This Version of GTA: San Andreas Was Supposed to Delight, and It Looks Like a Nightmare. Real AI Revolution Is Still a Long Way Off
Some are rallying that generative AI will soon revolutionize how graphics are displayed in games. The redesign of GTA: San Andreas shows we are still far from that moment.
Generative AI is the hottest current technological topic. So it's no wonder that companies in the gaming industry are experimenting with it more and more often.
One of the ideas is to generate all graphics using AI models. It doesn't work out as hoped for, because they don't simulate a virtual world - they can't maintain a consistent image and everything falls apart too quickly. An alternative method, recently proposed by many enthusiasts of generative AI, is to run a game that would have very simple graphics, and then live enhance this image by AI to high detail.
Nightmare GTA: San Andreas
The latest example of what this could look like was posted on Niccyans YouTube channel and uses Grand Thef Auto: San Andreas.
If the author intended this material to increase player enthusiasm for generative AI, it probably had the opposite effect.
- The Runway Gen-3 model used is nunable to maintain consistency even for a few seconds.
- It constantly changes the details of the background and characters.

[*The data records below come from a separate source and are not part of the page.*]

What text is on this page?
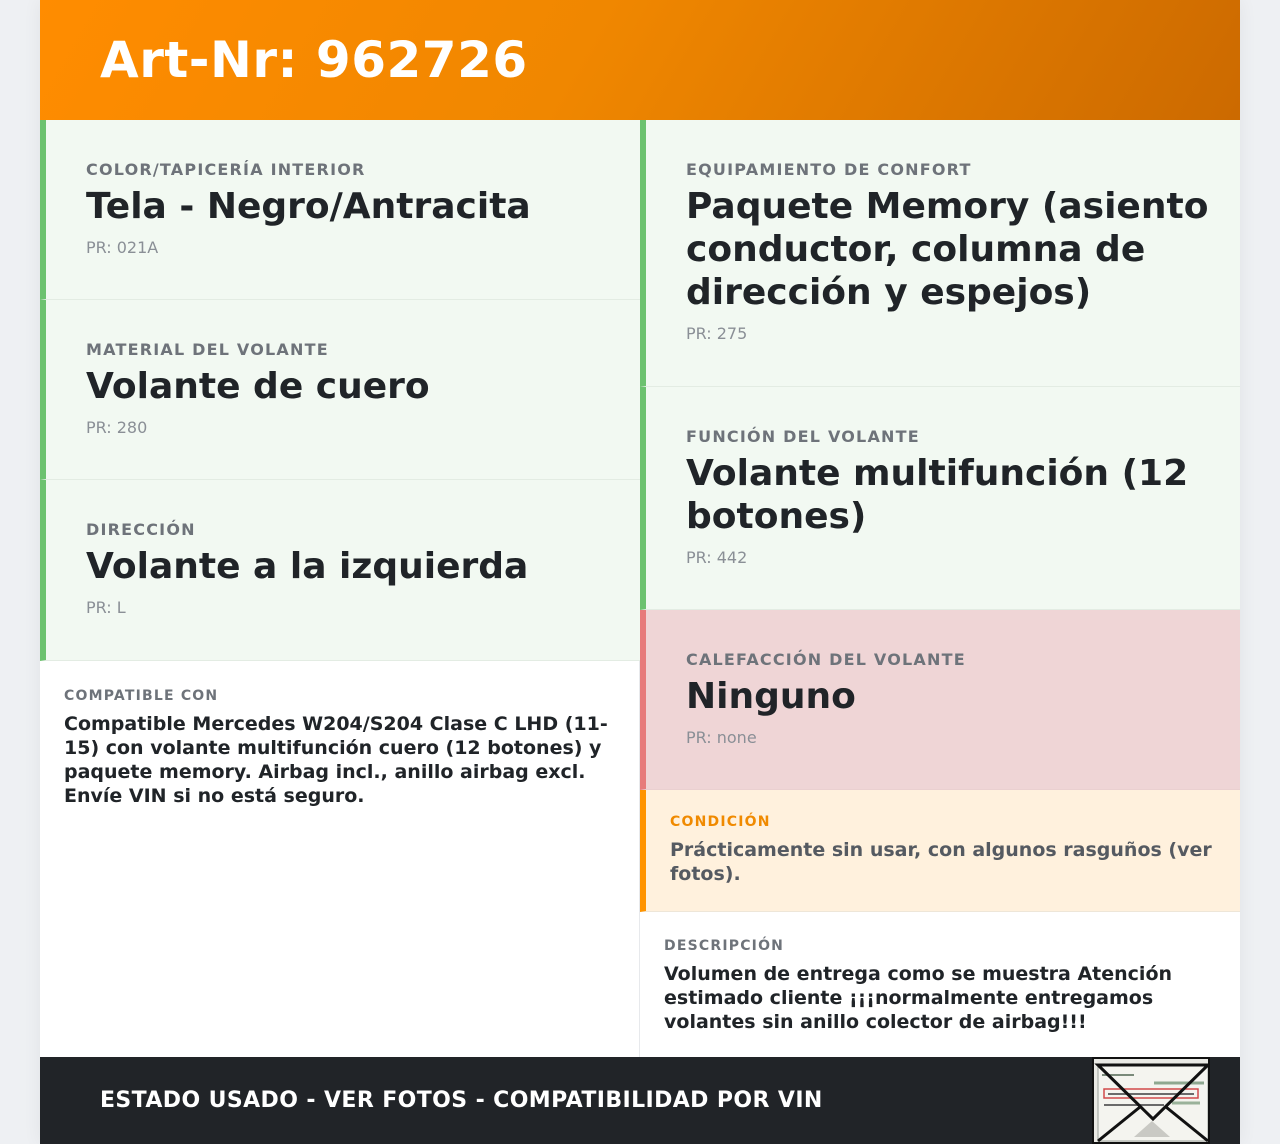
Art-Nr: 962726
COLOR/TAPICERÍA INTERIOR
Tela - Negro/Antracita
PR: 021A
MATERIAL DEL VOLANTE
Volante de cuero
PR: 280
DIRECCIÓN
Volante a la izquierda
PR: L
COMPATIBLE CON
Compatible Mercedes W204/S204 Clase C LHD (11-15) con volante multifunción cuero (12 botones) y paquete memory. Airbag incl., anillo airbag excl. Envíe VIN si no está seguro.
EQUIPAMIENTO DE CONFORT
Paquete Memory (asiento conductor, columna de dirección y espejos)
PR: 275
FUNCIÓN DEL VOLANTE
Volante multifunción (12 botones)
PR: 442
CALEFACCIÓN DEL VOLANTE
Ninguno
PR: none
CONDICIÓN
Prácticamente sin usar, con algunos rasguños (ver fotos).
DESCRIPCIÓN
Volumen de entrega como se muestra Atención estimado cliente ¡¡¡normalmente entregamos volantes sin anillo colector de airbag!!!
ESTADO USADO - VER FOTOS - COMPATIBILIDAD POR VIN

- The protagonist of GTA:SA, CJ, has a different face in every shot, and in several shots his skin color even changes.
And it should be added that even these ugly images are not generated in real time.
Of course, generative AI is constantly being improved, but the fundamental aspects of this technology mean that it won't be able to replace traditional graphic engines anytime soon. Hallucinations are something that cannot be completely eliminated, because these models really do not understand what they generate, nor do they keep in memory models of the entire virtual world. In addition, even if we eliminate these defects, such technology would not allow for the creation of exactly the artistic style that the developers imagined.

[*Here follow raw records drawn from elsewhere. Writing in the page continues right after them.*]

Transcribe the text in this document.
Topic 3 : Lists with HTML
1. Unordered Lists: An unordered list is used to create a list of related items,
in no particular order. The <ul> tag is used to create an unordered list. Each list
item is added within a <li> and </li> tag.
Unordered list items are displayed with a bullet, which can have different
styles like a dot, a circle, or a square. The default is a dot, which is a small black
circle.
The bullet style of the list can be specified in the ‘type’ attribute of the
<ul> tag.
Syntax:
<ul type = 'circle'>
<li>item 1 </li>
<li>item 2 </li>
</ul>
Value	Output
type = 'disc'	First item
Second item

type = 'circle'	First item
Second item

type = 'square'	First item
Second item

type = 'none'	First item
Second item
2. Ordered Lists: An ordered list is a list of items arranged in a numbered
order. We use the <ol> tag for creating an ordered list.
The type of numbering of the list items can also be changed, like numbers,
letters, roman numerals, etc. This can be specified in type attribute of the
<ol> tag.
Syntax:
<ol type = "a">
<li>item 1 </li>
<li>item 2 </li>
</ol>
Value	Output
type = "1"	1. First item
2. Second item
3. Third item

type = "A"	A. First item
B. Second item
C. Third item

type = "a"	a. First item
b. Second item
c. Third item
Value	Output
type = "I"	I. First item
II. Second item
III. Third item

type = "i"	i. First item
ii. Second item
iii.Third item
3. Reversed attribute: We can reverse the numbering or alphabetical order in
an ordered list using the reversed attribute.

Generative AI in games, but from a different perspective
This was seen in another recent example, in the form of Tencent's GameGen project, whose model was trained on footage from open-world games (without the consent of their creators, of course). Not only did it look hideous with numerous hallucinations, but its official page was quickly deleted afterwards. No wonder, as it was more of a show in the style of "how advanced we are and how we use AI", rather than something you could actually play. The generated images rather harmed the image of the Chinese giant than helped it.

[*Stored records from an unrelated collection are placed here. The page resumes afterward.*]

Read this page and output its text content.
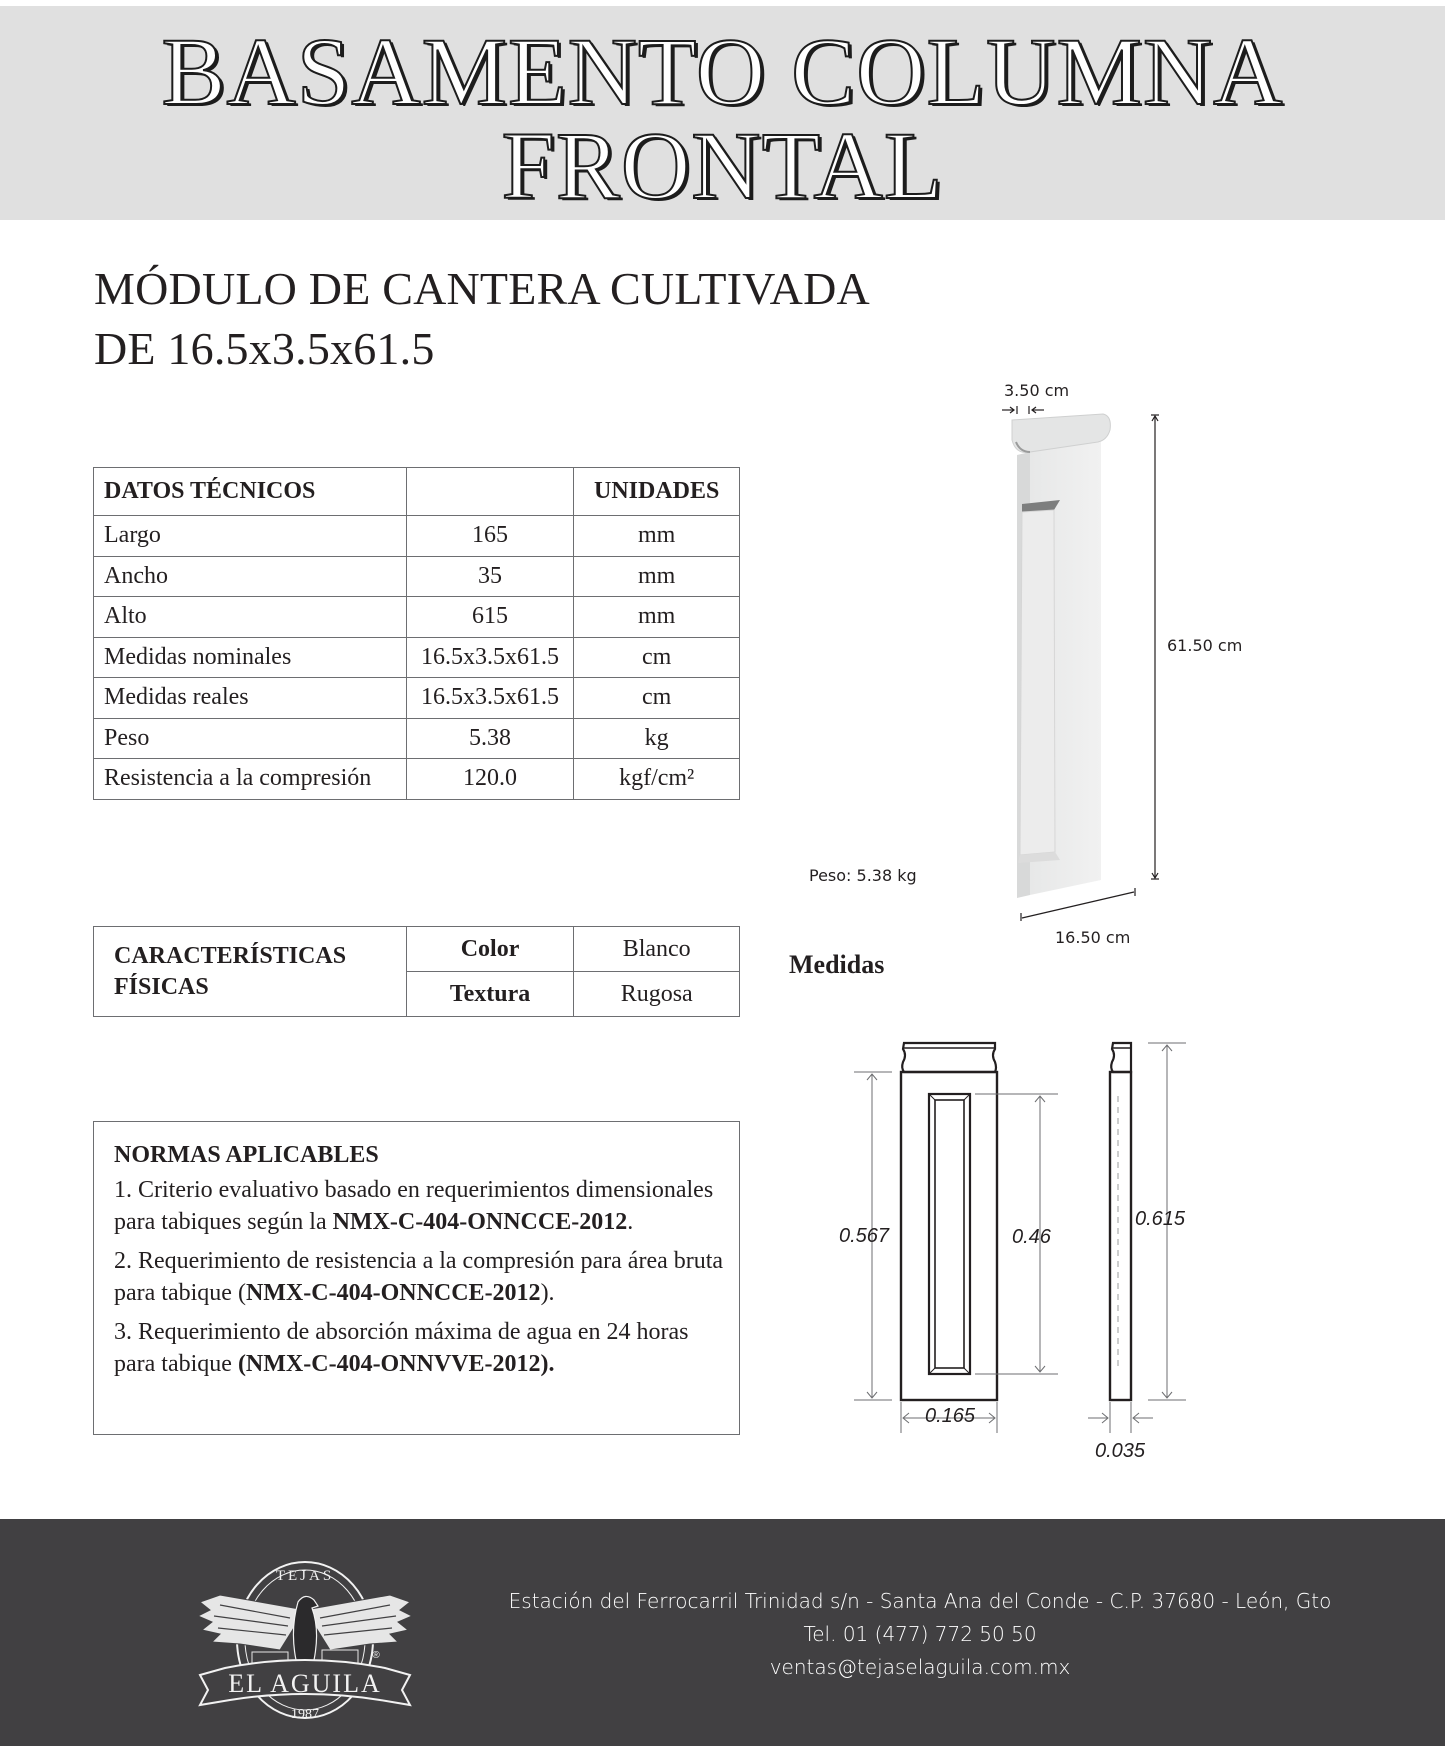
BASAMENTO COLUMNA
FRONTAL
MÓDULO DE CANTERA CULTIVADA
DE 16.5x3.5x61.5
DATOS TÉCNICOS		UNIDADES
Largo	165	mm
Ancho	35	mm
Alto	615	mm
Medidas nominales	16.5x3.5x61.5	cm
Medidas reales	16.5x3.5x61.5	cm
Peso	5.38	kg
Resistencia a la compresión	120.0	kgf/cm²
CARACTERÍSTICAS
FÍSICAS	Color	Blanco
	Textura	Rugosa
NORMAS APLICABLES
1. Criterio evaluativo basado en requerimientos dimensionales para tabiques según la NMX-C-404-ONNCCE-2012.
2. Requerimiento de resistencia a la compresión para área bruta para tabique (NMX-C-404-ONNCCE-2012).
3. Requerimiento de absorción máxima de agua en 24 horas para tabique (NMX-C-404-ONNVVE-2012).
3.50 cm
61.50 cm
16.50 cm
Peso: 5.38 kg
Medidas
0.567	0.46
0.165
0.615
0.035
TEJAS
EL AGUILA
1987
®
Estación del Ferrocarril Trinidad s/n - Santa Ana del Conde - C.P. 37680 - León, Gto
Tel. 01 (477) 772 50 50
ventas@tejaselaguila.com.mx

A way to get around such problems is a recent experiment by members of the Google Research group, in which AI generated a playable version of Doom without any other engine. However, it was more of a cool trick than something that could be actually used in video games. The model was trained on the game itself.
Thus, even if we wanted to use such a method, we would first have to create the entire game, and then spend a lot of time and money training a model on it. In addition, even with such training material, this AI Doom was hallucinating quite often. As a result, developing such a game would be much more expensive, require more powerful equipment, and in the end, the quality would still be lower.
This does not mean that generative AI has no application in video games. Recently, Revolution Software boasted that it used such technology to speed up the creation of animations in Broken Sword: Shadow of the Templars - Reforged. However, the vision of all graphics being generated in real time by AI is not something that is likely to become a standard in the gaming industry any time soon.
Besides, even the idea of making the graphics more realistic can be implemented in a much better way. A few years ago, there was a lot of talk about a method of making GTA 5 photorealistic by live modifying the graphics using a rich database of city street images. However, this method required a lot of work, not just feeding the image into a ready-made AI model, so it's no wonder that it doesn't excite people who expect immediate results from artificial intelligence, without major costs.